人間には、代替機能の発達という現象があります。人間の体のある部分が何らかの理由で失われたり、十分に発達しなかった場合、ほかの部分が補完的に発達してそれがかなり大きな代替役割を果たすということです。
身体障害の場合、失われた手は二度と生えて来ませんが、その代わりに手以外の色々な部分を使ってモノを自分の身体に吸い寄せる機能が発達するようになります。視覚障害により目が全く見えなくなった場合、周囲の音を便りにして行動する力や、物を触って判断する力が格段に発達するようになります。(ただし、視覚障害の人全てがそうではありません)
私は、脳の一部分の機能にバグが生じて「判断A」という目的地に行くべき場面で、その正規ルートが使えなくなったために、途中で思考停止してしまったり、全く別のルートを通って「判断B」という場所に行ってしまう状態になっていました。
しかし、ここは何としてでも「判断A」に辿り着かなければならない。そうしないと生き残れない。そんな状況に置かれると、別の脳の部分が発達して、使えなくなったルートに代わるバイパスができます。そうなると、健常な人が直感で「判断A」に辿り着くところを、時間はかかるが推論を働かせるというバイパスを通って同じ「判断A」に辿り着けるようになる。
ただそのバイパス作りには、絶えず頭と心と体の試行錯誤がいるのも事実。私は生きるためにそのような試行錯誤をする必要性に迫られているということです。
ある時、私は視覚障害の人を駅までお連れすることがありました。
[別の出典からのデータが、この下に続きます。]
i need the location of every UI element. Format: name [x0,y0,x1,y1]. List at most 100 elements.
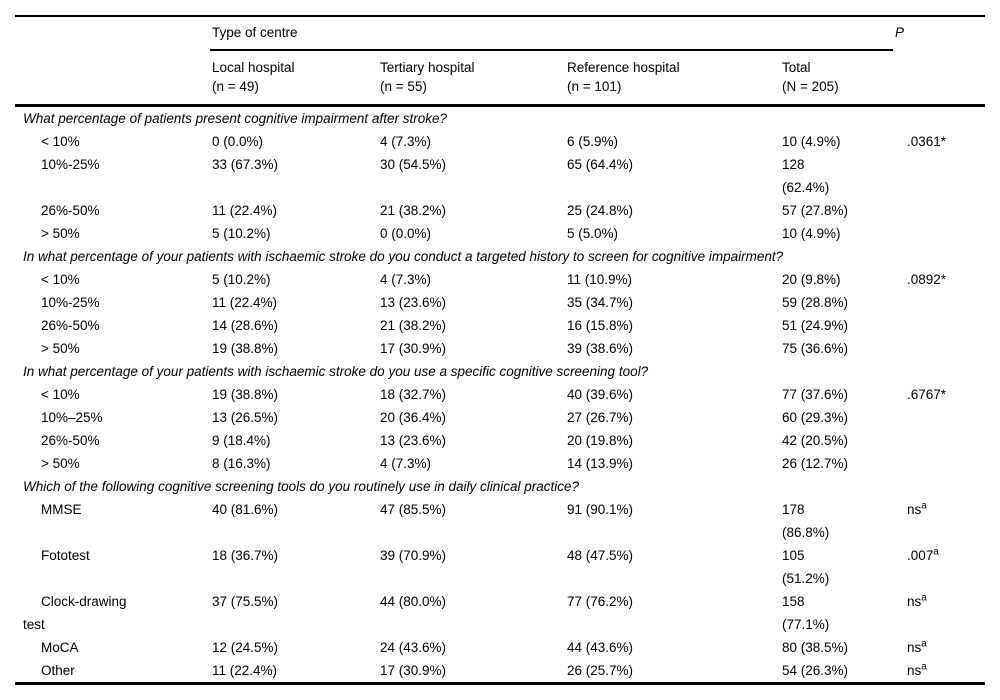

それを見ながら、思い浮かんだことがありました。
彼らは歩く時、手にした白い杖を回しながら、辺りに障害物がないかを確認する。白杖が何かにぶつかって、そこには壁があるとわかると、彼らは立ち止まったり、歩く方向を変えたりする。それを繰り返しながら目的地にたどり着く。
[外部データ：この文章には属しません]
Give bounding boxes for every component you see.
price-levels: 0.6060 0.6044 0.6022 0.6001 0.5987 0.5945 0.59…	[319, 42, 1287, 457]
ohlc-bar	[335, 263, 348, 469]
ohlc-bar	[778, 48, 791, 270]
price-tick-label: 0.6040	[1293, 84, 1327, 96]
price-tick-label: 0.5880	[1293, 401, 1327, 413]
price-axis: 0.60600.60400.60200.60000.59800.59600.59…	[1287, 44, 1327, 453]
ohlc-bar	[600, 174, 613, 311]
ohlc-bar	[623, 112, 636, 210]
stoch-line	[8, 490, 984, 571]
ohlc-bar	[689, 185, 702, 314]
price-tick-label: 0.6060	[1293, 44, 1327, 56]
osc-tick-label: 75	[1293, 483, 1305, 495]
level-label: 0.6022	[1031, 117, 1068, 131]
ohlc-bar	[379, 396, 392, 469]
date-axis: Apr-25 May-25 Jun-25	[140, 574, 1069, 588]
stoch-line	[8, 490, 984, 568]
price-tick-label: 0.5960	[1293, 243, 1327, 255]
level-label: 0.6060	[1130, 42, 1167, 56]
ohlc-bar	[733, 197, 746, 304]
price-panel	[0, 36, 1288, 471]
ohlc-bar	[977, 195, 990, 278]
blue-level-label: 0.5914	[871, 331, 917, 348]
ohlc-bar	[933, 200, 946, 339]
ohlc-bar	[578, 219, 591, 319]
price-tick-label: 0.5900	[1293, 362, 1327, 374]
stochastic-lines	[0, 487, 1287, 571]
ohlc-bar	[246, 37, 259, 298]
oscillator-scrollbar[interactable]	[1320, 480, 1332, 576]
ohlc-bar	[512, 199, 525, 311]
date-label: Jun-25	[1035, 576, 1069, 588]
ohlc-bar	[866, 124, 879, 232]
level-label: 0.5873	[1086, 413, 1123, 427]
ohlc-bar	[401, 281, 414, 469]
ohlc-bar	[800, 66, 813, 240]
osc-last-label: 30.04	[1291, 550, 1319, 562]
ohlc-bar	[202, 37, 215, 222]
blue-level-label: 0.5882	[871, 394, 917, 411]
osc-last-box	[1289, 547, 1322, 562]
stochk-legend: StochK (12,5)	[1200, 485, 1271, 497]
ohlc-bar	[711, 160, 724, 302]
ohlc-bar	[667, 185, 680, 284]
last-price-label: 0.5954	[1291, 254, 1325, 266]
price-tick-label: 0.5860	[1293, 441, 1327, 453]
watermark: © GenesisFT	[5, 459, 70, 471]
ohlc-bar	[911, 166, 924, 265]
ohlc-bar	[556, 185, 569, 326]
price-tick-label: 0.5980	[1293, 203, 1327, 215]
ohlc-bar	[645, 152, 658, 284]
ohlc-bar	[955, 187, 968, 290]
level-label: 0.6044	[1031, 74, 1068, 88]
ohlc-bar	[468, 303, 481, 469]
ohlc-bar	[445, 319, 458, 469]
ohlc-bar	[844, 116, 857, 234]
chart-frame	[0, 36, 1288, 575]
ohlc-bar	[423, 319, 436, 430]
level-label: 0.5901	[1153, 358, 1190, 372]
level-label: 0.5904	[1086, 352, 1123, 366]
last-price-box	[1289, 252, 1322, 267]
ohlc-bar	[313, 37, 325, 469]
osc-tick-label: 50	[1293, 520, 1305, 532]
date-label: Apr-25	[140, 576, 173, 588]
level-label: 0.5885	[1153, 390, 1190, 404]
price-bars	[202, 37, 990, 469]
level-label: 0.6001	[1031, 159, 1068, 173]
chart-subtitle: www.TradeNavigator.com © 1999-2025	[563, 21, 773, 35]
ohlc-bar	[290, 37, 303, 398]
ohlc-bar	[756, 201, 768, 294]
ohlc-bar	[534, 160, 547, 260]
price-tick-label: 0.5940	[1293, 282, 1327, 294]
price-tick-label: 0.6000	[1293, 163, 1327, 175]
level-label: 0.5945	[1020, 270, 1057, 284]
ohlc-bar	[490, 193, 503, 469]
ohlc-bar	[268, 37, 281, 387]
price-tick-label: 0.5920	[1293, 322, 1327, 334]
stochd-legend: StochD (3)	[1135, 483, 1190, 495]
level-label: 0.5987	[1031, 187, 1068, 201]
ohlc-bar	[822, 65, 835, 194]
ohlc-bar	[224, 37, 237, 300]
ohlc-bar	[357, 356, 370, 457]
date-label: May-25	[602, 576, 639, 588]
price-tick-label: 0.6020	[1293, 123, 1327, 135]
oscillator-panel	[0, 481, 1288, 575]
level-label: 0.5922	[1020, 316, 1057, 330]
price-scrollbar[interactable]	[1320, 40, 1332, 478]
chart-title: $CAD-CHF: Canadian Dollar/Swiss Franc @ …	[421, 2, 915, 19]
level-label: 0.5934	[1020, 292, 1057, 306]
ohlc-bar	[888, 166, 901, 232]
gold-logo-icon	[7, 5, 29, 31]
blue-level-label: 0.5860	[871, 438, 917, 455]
私はこれを解説する時に、食卓のテーブルの上で、白いストローを手にしてそれを白杖に見立て、皿やコップを障害物に見立て、手を動かしていく、という実演をします。
まず、目の前の皿にストローの先が当たります。そこで左上に方向転換して、手を動かします。次にストローの先が左にあるコップに当たります。そこで右上に方向転換して手を動かし、グラスと皿の間をくぐり抜けます。
このことから、言葉になりにくい私独特の感覚を説明するいい言葉が浮かびました。今日の私は、「心の白杖」を持って歩いています。
「心の理論」という心理学用語があります。 健常児が4歳ごろから理解できる「他人の心の状態」を、自閉症者は成人しても理解しにくいという問題から、自閉症などの発達障害とは「心の理論」が欠如した障害、と言われます。
しかし他人の心の状態が「見えにくい」私たちも、「心の白杖」でそれを確認することができるようになります。この世界を認識する脳の構造が多数派と違う私には、「これをやるとぶつかる」という結果が「見えない」ことが多いです。そこで頭の中で推論を働かせて、先に何があるかをひとつひとつ確認しながらこの世界を渡って行くのです。電車で席に座ったら、「音楽を聴く」「本を読む」「隣の人とお話しする」この中から、静かに過ごせる道を選びます。
多数派の人々はこういうことはしていないでしょう。見えているのにわざわざ杖で障害物がないか確認しながら歩く必要がないのと同じように。けれども私がこの方法を知らないで生きていくことは、視覚障害の人が白杖を持たずに歩くのに等しいでしょう。
このことから私は、多数派の人々に比べてロジカルに考えて行動していく力が発達しました。